Cyber Incident Victim: GoDaddy
Date:
Mar 2020
Location:
United States of America
Summary
A sophisticated threat actor group conducted a multi-year campaign against a major web hosting provider, compromising its systems to steal source code and install malware. The attackers repeatedly breached the company's infrastructure, including its cPanel shared hosting and WordPress environments, leading to unauthorized access impacting millions of customers. Compromised data included administrative credentials, email addresses, SSL private keys, and hosting account details. The group leveraged stolen information to redirect customer websites for phishing and malware distribution. Forensic investigations linked these incidents to a broader pattern of attacks targeting multiple global hosting providers, with law enforcement confirming the organized nature of the operation.
| CIA Posture | Motives | Tactics, Techniques & Procedures |
|---|---|---|
| Available to members | 1 motive | 2 techniques |
| Threat Actor | Type | Location |
|---|---|---|
| 1 actor | Available to members | Available to members |
Description
The GoDaddy breach, initially detected through customer reports in early December 2022, was part of a sophisticated multi-year campaign by an organized threat actor group targeting the company's infrastructure. Attackers gained prolonged access to GoDaddy's cPanel shared hosting environment, where they stole source code related to internal services and deployed malware on company servers. This incident was linked to two prior breaches disclosed by GoDaddy: a November 2021 compromise affecting 1.2 million Managed WordPress customers and a March 2020 incident impacting 28,000 hosting account users. The March 2020 breach stemmed from attackers using stolen web hosting credentials in October 2019 to access customer accounts via SSH. The November 2021 intrusion involved unauthorized access to GoDaddy's WordPress hosting environment through a compromised password, exposing customer email addresses, WordPress admin credentials, sFTP details, database credentials, and SSL private keys for active clients. Forensic evidence indicated the threat actors operated across multiple years with objectives including malware installation for phishing operations, malicious software distribution, and website redirection attacks.

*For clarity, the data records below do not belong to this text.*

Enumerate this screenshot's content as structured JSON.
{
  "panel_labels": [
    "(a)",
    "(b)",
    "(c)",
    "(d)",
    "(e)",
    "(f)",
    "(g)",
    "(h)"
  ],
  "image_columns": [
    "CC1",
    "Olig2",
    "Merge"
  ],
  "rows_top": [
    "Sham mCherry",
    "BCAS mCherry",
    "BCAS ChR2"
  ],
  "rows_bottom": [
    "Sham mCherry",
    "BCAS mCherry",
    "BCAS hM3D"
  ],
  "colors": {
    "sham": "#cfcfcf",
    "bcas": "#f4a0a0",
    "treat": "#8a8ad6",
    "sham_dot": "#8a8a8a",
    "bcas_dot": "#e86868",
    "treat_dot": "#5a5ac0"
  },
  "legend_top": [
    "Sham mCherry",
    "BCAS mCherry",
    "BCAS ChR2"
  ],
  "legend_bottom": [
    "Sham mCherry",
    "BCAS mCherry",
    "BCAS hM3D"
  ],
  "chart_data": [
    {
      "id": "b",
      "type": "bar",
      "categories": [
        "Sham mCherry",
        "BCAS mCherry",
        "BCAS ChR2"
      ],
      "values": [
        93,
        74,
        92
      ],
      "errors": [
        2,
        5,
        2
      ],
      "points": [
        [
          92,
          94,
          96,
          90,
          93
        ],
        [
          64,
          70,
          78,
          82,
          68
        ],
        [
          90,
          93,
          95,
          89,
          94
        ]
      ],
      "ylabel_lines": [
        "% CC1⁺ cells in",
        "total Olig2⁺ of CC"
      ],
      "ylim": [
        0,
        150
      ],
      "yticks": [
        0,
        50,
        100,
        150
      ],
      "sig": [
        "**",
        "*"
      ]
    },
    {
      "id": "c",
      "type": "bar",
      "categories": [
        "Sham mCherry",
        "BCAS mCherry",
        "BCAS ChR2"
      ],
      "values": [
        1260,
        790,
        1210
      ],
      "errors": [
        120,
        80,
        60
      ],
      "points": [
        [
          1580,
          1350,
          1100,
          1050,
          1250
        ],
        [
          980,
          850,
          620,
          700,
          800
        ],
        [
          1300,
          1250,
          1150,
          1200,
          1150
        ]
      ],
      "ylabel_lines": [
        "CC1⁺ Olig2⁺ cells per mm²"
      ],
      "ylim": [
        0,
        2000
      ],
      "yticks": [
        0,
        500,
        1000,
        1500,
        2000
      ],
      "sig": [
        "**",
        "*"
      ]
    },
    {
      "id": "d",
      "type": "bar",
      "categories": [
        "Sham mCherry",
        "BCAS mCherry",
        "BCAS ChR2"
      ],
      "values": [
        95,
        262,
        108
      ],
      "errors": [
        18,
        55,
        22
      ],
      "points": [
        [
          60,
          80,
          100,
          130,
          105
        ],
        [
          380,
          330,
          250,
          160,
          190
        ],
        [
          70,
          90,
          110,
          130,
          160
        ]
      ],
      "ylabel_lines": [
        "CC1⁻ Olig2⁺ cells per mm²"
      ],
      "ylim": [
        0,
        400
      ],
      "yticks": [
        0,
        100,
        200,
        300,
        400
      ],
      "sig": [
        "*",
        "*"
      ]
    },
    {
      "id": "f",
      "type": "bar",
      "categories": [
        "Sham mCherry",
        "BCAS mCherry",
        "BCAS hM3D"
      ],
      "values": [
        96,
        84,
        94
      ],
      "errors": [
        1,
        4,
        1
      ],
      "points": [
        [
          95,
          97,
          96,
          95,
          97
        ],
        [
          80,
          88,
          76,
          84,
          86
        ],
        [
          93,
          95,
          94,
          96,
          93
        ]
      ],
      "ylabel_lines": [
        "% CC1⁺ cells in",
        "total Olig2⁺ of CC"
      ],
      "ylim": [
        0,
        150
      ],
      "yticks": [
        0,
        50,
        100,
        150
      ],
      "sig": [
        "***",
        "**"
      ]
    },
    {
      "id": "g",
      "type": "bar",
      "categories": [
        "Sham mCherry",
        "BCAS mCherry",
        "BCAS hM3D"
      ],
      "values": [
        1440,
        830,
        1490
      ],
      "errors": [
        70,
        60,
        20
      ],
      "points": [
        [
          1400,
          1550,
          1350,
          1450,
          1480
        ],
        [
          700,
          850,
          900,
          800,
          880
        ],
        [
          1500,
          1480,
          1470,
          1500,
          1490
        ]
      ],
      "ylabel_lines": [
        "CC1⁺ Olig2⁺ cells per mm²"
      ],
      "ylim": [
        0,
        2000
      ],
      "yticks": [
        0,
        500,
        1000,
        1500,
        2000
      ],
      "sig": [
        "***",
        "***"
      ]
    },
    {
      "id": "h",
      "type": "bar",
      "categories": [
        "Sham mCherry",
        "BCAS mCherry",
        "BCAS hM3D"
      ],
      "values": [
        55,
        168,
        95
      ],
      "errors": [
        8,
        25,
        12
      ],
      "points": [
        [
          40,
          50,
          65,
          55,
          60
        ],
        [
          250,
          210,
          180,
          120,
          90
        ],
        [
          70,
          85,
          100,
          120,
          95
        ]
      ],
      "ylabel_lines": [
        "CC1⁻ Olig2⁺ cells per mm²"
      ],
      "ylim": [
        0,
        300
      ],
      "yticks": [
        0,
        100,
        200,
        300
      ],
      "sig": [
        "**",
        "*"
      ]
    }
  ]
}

GoDaddy confirmed the campaign extended beyond their infrastructure, with law enforcement verifying coordinated attacks against other global hosting providers. The company engaged external cybersecurity forensics teams and collaborated with international law enforcement agencies to investigate the breach's root cause. Customer impacts included unauthorized redirects of legitimate websites to malicious domains, potential exposure of sensitive authentication data, and compromised server integrity due to implanted malware. The breach highlighted systemic risks across the hosting industry, as attackers specifically targeted service providers to amplify malicious activities. GoDaddy's SEC filings emphasized the operational and reputational consequences of these interconnected incidents while underscoring the persistent threat posed by the advanced actor group. No further details regarding containment measures or specific malware variants were disclosed in the available reporting.